New publication on the reproducability of scientific results

Researchers betting money in prediction markets were very accurate in predicting which findings would replicate and which would not. The discipline is in the midst of a reformation to improve transparency and rigor.

The results of the study reinforced changes in the field in recent years, including:

The importance of open sharing of all materials of published studies
The value of preregistration in reducing bias and increase rigor
The optimism that the shifting norms toward transparency and rigor improve the credibility of published research

Today, in Nature Human Behavior, a collaborative team of five laboratories published the results of 21 high-powered replications of social science experiments published in Science and Nature, two of the most prestigious journals in science. The team tried to replicate one main finding from every eligible experimental social science paper published between 2010 and 2015. To extend and improve on prior replication efforts, the team obtained the original materials and received the review and endorsement of the protocols from almost all of the original authors before conducting the studies.

The studies were preregistered to publicly declare the design and analysis plan, and the study design was very high-powered so that the replications would be likely to detect support for the findings even if they were as little as half the size of the original result. “To ensure highstatistical power, the average sample size of the replication studies was about five times larger than the average sample size of the original studies”, said Felix Holzmeister of the University of Innsbruck, one of the project leaders.

The team found that 13 of the 21 (62%) replications showed significant evidence consistent with the original hypothesis, and other methods of evaluating replication success indicated similar results (ranging from 57% to 67%). Also, on average, the replication studies showed effect sizes that were about 50% smaller than the original studies. Together this suggests that reproducibility is imperfect even among studies published in the most prestigious journals in science. “These results show that “statistically significant” scientific findings need to be interpreted very cautiously until they have been replicated even if published in the most prestigious journals,” said Magnus Johannesson of the Stockholm School of Economics, another of the project leaders.
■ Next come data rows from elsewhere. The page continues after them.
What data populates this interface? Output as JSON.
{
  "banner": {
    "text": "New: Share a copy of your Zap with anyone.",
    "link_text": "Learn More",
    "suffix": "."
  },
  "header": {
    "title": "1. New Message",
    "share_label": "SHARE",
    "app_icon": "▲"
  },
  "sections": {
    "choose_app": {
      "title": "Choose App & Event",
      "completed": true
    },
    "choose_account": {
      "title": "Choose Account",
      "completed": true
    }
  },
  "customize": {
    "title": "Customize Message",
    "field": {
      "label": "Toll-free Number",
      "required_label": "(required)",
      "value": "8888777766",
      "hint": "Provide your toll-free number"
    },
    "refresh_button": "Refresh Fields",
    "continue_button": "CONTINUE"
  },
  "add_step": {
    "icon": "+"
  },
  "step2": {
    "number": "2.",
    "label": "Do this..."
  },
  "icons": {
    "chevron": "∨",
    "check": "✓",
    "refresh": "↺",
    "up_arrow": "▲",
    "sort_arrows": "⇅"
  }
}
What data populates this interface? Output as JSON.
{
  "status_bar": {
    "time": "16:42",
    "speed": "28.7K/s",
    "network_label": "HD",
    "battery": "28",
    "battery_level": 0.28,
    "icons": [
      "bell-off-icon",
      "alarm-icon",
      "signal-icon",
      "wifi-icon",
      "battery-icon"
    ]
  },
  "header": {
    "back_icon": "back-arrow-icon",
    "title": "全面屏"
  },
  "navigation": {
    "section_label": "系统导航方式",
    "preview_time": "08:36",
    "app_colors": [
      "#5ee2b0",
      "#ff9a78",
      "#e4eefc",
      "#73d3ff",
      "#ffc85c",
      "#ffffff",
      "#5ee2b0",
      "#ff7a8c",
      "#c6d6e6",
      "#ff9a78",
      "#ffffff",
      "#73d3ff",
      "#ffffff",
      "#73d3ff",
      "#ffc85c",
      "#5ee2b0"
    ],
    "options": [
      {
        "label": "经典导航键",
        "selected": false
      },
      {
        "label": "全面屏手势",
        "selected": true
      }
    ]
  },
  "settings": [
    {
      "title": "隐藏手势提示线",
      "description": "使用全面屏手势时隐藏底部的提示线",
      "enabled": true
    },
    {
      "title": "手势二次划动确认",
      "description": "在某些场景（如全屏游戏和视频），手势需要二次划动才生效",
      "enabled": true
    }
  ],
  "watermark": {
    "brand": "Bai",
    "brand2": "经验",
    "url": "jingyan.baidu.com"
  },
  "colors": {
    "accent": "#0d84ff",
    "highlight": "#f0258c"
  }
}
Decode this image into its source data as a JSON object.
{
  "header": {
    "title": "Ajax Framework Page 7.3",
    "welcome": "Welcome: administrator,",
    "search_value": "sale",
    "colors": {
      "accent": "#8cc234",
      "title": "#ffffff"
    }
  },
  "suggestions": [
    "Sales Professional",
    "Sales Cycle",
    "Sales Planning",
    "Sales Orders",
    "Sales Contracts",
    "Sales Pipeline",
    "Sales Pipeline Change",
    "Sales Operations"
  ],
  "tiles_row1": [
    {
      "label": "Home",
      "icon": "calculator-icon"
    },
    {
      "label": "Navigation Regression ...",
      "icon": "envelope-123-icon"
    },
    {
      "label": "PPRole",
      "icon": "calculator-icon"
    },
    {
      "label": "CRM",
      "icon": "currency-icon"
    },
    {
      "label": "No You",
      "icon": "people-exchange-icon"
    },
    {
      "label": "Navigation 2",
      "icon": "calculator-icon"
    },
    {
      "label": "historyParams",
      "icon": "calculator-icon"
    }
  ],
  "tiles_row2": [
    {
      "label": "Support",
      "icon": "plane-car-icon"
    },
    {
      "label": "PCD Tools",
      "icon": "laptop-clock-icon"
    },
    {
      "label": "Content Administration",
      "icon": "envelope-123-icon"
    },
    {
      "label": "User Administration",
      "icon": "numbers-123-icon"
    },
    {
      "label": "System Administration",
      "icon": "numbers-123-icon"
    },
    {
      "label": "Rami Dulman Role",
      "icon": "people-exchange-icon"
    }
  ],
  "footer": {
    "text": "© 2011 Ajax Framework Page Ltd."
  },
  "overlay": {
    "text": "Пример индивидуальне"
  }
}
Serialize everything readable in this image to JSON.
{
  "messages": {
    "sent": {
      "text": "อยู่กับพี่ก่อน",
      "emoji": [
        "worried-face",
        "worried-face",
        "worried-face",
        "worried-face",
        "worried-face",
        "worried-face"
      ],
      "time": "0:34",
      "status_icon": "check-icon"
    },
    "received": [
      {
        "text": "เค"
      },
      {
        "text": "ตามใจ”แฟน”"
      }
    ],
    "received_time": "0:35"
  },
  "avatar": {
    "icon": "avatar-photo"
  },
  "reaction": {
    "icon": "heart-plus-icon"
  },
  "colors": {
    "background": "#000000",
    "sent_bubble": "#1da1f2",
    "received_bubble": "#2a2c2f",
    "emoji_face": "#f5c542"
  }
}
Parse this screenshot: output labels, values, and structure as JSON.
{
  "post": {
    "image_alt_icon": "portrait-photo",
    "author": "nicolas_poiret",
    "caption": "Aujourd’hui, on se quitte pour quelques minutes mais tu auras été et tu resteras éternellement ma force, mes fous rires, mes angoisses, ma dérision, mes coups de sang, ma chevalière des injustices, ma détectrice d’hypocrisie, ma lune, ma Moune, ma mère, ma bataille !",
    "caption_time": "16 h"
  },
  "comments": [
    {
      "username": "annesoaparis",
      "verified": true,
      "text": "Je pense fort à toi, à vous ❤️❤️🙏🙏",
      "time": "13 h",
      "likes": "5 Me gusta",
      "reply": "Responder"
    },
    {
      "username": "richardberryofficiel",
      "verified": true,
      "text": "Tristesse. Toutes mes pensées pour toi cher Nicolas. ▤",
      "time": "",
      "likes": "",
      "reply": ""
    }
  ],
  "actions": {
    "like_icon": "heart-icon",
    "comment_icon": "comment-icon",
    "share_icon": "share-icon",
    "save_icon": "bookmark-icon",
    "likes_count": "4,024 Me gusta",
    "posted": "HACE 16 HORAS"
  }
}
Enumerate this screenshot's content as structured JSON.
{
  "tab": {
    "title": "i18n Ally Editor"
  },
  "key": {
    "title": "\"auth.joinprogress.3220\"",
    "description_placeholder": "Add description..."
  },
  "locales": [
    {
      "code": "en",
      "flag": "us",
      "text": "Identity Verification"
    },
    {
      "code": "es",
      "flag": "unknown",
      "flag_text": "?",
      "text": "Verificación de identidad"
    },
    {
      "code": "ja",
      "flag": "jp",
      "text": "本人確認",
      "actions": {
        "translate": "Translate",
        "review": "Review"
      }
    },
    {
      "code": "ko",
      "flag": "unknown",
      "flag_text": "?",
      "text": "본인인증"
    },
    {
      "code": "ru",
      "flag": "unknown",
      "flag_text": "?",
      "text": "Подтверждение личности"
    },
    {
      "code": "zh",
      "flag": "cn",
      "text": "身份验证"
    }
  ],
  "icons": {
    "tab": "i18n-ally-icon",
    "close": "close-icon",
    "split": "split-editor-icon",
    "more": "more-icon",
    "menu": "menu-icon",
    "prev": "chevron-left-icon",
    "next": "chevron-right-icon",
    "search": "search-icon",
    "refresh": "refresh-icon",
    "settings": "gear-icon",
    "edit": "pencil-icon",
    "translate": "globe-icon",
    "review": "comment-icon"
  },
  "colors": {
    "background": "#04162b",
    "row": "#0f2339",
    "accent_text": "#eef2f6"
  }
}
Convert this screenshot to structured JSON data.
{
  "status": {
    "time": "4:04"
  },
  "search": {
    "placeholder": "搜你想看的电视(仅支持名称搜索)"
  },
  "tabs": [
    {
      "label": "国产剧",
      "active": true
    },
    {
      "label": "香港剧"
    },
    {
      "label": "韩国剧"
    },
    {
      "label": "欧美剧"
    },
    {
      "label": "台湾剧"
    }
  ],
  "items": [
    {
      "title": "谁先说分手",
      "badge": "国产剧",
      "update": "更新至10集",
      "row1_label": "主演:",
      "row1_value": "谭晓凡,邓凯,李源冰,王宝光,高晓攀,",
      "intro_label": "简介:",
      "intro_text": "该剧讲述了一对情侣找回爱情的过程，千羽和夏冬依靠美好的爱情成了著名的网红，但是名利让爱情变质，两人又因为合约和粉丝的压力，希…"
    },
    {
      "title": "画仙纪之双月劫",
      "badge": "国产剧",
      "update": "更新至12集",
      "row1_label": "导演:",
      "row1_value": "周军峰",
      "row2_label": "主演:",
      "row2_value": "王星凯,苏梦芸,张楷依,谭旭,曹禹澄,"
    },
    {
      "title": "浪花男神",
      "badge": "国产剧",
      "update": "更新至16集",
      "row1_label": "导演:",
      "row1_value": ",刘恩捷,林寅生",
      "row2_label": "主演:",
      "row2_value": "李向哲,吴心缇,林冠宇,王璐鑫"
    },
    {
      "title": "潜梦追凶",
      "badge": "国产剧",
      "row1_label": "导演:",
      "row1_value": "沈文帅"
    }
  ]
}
Prior to conducting the replications, the team set up prediction markets for other researchers to bet and earn (or lose) money based on whether they thought each of the findings would replicate. The markets were highly accurate in predicting which studies would later succeed or fail to replicate. The prediction markets correctly predicted the replication outcomes for 18 of the 21 replications and market beliefs about replication were highly correlated with replication effect sizes. Thomas Pfeiffer of the New Zealand Institute for Advanced Study, another of the project leaders, noted “The findings of the prediction markets suggest that researchers have advance knowledge about the likelihood that some findings will replicate.” It is not yet clear what knowledge is critical, but two possibilities are the plausibility of of the original finding and the strength of the original statistical evidence. The apparent robustness of this phenomenon suggests that prediction markets could be used to help prioritize replication efforts for those studies that have highly important findings, but relatively uncertain or weak likelihood of replication success. Anna Dreber of the Stockholm School of Economics, another project leader, added: “Using prediction markets could be another way for the scientific community to use resources more efficiently and accelerate discovery.”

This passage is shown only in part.